Rancid+Cisco privs?

[Ed Ravin]

On Wed, Nov 23, 2005 at 03:18:55PM -0800, Shaun wrote:
> I just setup rancid and all it working fine but now I want to secure things 
> a bit.  Right now the user rancid logs into my Cisco gear with has a priv of 
> 15 but I want to lock this user down so that the user only have privs to do 
> what rancid needs to do.  I'm not very familiar with rancid, it's my first 
> time using it so I'm not really sure what it's doing in the back end.

Read through the clogin program - you'll get to a nice long table of
commands that are sent to the router.  All of them are sent, even the
ones your router doesn't support.  That's what it does in the back end -
the output of the commands that work on your router (including the config)
get saved in a CVS archive.  A few things get adjusted for various
subtle reasons, like trimming of passwords to avoid accidental disclosure
or sorting of some structures to avoid non-meaningful difference notices,
but that's basically it.

> I searched around a bit but couldn't really find much on this subject.
> Right now all my equipment rancid it polling is IOS.
> 
> Will a priv 1 be enough access for rancid?

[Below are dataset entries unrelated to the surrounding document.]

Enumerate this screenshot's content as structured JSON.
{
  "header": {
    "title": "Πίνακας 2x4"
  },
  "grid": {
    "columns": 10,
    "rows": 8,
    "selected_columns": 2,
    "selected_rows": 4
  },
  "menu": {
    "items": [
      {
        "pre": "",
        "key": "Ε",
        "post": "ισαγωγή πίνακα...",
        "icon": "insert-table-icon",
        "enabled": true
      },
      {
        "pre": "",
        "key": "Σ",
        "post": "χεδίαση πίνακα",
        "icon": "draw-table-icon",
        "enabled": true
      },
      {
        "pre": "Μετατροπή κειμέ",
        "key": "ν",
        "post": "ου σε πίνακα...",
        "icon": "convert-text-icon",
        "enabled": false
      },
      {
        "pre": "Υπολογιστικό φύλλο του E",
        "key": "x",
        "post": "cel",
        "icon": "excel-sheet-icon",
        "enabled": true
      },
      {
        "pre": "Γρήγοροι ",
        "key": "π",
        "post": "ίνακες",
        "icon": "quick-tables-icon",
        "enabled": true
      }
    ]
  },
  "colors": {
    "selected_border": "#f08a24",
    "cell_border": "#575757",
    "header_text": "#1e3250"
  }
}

No.  To see the configuration file, you need privilege 15.  Although if you
have a TACACS server you can give lower privilege levels the ability to
execute the "show config" command, it won't actually show you anything,
because without privilege 15 a user is denied access to that data.

On the other hand, it should be possible using a TACACS server to set up
an account so it had privilege 15 but was only able to execute a limited
subset of commands, namely the ones needed by RANCID and no others.  That
would at least prevent the rancid user from changing the config or other
mischief.  I wasn't able to get it working when I tried, but perhaps I'm
just not familiar enough with the innards of TACACS configurations.